En 1925, il quitte l’université et  rejoint le mouvement paysan. En 1927, il devient un membre actif du Parti communiste japonais, mais la maladie ne le laisse pas tranquille. L’année suivante, il est arrêté par la police et ne sera libéré qu’en 1932 pour raison médicale.

En 1934, il publie sa première œuvre « Rai » (La lèpre) dans le magazine « Bungaku Hyoron » qui est basée sur son expérience carcérale et qui lui valut un grand intérêt de la part du monde littéraire japonais. Ensuite, il publie « Momoku » (La cécité) dans le magazine « Chuo Koron » qui confirme son statut d’écrivain. « Kuro neko » (le chat noir) est une œuvre posthume. SHIMAKI Kensaku meurt en 1945 à l’âge de 41 ans.

LE CHAT NOIR

Le lendemain matin, ma mère traîna ce chat noir qu'on avait eu tant de mal à attraper et l'attacha solidement à un arbre derrière la maison.

  • Qu'est-ce que maman a l'intention d'en faire ?

  • Le tuer, bien sûr ! Elle dit que ce n'est pas un spectacle pour des jeunes ; elle s'arrange pour ne pas me laisser approcher.

Je me tâtais pour prier ma mère de faire grâce au chat. Je trouvais qu'il le méritait, mais on prit cela pour un luxe de malade. J'étais fasciné par sa solitude hautaine fermée à toute flagornerie.
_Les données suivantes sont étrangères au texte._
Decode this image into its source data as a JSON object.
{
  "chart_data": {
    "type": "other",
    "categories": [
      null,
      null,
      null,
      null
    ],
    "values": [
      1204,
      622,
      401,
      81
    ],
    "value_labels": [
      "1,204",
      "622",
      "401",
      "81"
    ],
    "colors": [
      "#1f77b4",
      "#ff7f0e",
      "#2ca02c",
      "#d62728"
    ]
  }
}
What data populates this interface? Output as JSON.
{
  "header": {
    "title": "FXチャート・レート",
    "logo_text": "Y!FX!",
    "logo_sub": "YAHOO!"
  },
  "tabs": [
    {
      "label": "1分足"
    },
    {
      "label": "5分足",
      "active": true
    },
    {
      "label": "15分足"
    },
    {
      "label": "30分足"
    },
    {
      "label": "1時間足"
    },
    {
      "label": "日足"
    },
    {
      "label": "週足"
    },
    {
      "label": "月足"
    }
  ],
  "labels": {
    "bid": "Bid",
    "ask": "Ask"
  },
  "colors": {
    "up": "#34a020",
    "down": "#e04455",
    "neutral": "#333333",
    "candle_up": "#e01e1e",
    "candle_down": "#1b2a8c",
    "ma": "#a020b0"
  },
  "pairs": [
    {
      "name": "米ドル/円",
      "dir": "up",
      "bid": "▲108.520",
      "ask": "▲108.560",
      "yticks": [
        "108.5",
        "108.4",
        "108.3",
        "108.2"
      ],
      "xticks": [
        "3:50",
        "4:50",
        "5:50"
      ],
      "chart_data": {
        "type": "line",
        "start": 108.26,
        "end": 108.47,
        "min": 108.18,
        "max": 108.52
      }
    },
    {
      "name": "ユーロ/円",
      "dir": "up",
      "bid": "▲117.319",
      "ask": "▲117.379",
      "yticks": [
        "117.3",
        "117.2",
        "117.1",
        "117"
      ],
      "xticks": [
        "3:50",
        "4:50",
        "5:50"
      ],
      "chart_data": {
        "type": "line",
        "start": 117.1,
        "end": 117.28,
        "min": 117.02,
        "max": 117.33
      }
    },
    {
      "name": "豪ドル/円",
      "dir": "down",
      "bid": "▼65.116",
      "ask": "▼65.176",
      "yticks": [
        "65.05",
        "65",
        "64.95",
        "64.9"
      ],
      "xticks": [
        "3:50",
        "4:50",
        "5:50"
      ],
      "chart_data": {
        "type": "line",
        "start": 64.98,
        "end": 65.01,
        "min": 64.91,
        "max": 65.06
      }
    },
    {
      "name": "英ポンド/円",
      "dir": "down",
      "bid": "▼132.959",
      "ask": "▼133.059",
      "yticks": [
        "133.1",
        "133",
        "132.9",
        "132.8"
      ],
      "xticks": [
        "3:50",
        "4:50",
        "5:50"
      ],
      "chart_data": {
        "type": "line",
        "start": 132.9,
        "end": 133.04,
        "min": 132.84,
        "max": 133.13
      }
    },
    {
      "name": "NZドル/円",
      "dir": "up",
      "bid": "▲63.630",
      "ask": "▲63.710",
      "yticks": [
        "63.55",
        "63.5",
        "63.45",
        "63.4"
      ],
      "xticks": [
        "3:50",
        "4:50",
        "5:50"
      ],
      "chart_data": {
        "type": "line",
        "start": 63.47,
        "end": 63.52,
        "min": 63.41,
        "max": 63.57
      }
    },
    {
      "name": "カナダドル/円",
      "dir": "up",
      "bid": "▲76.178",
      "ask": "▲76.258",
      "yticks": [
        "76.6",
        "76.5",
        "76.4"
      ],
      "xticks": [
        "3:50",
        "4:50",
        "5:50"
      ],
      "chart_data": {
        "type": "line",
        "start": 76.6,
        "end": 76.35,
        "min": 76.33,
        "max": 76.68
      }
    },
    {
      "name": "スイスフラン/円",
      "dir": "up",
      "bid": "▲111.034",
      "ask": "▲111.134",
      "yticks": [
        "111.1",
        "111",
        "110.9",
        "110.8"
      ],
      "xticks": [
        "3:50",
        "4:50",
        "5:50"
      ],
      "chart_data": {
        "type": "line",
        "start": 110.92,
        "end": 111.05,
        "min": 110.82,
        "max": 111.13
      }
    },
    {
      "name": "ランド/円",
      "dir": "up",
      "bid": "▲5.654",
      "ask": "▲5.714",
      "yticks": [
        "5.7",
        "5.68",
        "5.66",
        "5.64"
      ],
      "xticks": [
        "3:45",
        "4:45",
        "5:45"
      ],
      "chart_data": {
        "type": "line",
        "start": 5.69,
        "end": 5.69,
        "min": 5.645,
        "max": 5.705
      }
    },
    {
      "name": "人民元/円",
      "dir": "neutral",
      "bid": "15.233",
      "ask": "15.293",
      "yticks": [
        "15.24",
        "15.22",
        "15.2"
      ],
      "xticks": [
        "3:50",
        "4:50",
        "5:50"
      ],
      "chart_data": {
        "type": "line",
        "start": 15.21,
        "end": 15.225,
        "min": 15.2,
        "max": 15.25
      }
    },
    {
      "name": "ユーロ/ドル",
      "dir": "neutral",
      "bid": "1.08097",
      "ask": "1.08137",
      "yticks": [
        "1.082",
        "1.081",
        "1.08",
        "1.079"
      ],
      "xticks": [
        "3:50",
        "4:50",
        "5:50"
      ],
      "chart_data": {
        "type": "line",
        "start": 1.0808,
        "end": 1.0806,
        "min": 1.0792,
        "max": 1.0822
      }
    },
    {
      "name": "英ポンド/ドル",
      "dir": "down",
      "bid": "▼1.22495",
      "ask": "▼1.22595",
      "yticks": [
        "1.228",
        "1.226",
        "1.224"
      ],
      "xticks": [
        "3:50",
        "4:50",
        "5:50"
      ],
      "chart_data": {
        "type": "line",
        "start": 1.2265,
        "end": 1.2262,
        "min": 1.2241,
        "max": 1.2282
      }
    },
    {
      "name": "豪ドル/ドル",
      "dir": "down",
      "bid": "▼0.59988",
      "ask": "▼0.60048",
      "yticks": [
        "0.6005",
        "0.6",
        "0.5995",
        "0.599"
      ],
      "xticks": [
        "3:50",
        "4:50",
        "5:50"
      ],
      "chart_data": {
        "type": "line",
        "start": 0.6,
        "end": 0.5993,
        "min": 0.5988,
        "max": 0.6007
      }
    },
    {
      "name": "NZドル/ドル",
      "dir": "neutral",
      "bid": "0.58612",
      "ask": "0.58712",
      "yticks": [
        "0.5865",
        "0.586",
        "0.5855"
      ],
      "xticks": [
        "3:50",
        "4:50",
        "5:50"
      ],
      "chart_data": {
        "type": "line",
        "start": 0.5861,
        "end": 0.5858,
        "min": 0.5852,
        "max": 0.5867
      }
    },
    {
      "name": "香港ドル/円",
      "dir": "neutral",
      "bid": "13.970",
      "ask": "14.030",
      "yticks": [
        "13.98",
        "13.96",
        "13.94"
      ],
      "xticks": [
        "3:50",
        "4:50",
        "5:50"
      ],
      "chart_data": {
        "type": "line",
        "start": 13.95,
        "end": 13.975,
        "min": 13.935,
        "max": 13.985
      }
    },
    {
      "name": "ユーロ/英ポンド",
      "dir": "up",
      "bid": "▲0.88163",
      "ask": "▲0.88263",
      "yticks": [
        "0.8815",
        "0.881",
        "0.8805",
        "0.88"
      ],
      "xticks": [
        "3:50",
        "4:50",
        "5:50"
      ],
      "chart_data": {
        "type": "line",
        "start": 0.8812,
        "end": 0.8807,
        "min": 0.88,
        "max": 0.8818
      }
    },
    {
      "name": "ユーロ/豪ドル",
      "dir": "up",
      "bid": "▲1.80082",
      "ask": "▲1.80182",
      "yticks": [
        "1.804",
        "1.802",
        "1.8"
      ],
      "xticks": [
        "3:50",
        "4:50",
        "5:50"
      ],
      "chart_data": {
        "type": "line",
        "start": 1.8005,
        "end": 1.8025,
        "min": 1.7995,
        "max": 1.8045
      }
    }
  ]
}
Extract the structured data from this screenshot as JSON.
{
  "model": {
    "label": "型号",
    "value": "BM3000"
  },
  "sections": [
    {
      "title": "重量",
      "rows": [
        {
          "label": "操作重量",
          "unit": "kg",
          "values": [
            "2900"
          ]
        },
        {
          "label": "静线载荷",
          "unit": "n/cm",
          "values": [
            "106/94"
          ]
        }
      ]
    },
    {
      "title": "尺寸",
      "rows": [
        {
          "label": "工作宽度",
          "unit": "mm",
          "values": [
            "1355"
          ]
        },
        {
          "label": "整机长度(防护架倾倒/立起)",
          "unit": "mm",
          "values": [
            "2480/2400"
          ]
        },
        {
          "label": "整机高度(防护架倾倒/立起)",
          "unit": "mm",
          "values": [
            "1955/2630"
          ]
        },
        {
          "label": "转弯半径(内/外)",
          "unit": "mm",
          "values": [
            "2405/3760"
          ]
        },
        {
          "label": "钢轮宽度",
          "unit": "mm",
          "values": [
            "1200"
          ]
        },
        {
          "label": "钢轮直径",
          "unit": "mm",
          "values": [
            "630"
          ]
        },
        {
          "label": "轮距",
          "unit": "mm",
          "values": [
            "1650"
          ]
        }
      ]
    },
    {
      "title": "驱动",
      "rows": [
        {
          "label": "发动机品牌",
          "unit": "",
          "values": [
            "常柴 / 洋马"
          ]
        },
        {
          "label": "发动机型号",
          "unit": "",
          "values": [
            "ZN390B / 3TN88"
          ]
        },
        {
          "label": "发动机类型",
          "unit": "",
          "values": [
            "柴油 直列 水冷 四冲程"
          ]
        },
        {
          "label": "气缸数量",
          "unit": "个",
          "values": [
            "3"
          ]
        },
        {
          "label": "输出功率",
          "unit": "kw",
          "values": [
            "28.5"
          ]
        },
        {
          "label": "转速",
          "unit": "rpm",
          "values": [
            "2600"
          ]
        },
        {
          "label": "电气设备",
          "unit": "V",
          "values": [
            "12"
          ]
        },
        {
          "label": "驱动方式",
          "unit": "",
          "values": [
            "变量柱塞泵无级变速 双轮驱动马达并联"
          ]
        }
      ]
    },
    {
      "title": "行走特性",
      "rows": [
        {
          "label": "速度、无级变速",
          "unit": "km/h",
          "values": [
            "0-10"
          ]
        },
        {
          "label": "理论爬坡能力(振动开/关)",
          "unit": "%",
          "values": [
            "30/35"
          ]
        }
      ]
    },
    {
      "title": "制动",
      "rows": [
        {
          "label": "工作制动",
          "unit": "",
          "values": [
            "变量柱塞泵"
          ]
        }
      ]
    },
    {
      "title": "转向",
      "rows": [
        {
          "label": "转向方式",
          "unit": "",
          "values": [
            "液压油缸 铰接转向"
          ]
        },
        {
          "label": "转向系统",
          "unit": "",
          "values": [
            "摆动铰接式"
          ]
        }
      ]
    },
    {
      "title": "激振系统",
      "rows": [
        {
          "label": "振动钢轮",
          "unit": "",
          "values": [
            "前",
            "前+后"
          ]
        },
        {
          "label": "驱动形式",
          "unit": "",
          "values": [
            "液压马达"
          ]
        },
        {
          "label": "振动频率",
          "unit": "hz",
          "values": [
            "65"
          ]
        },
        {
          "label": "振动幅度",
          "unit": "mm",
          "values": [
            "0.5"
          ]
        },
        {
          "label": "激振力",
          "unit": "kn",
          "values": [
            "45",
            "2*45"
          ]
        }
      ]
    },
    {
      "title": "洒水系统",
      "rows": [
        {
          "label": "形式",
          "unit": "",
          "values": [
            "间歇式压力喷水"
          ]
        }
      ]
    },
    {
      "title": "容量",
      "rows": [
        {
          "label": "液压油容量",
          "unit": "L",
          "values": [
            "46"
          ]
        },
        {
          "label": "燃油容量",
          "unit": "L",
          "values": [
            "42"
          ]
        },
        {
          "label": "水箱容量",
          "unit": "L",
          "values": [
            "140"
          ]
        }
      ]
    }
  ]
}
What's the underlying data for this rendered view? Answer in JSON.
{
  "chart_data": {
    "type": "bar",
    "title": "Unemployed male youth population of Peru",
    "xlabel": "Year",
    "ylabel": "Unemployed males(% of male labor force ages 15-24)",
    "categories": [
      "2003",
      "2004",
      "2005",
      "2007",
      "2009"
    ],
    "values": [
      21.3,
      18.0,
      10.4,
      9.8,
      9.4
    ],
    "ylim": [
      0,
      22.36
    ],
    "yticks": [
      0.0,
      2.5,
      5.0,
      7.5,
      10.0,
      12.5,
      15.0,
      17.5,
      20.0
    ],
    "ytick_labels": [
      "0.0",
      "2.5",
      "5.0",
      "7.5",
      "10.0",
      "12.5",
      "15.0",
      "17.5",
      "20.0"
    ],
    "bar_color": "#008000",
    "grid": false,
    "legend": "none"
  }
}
Pratiquer de nuit un pareil brigandage, ne pas se trahir pendant la journée, soutenir mon regard sans sourciller – pour un tel cran qui allait au-delà de la simple arrogance, il méritait qu'on lui fît grâce. Homme, il eût été tout naturellement son propre maître ; mais le destin lui avait joué le mauvais tour de faire de lui un chat de gouttière.

Comment ma mère s'y était-elle prise ? Les vieilles gens ont leurs moments d'extrême sensibilité, leurs moments aussi d'impitoyable insensibilité. Ma mère avait dû procéder avec l'indifférence des vieillards. Est-ce que, même à ses derniers instants, la bête n'avait poussé aucun miaulement ? Ma mère avait choisi le moment où je m'étais endormi. Vers le soir, elle avait disparu un instant de la maison, faisant disparaître toute trace de l'animal.

Dès le lendemain, comme auparavant, j'ai repris mes sorties de quinze, vingt minutes dans le jardin ensoleillé. Je n'y ai plus trouvé le chat noir ; seulement des bêtes serviles s'y traînant de-ci de-là comme de grosses limaces, qui me firent éprouver tout l'ennui, toute la stupidité de ma maladie dont je ne savais quand elle finirait. Je me suis mis, plus que jamais, à les haïr.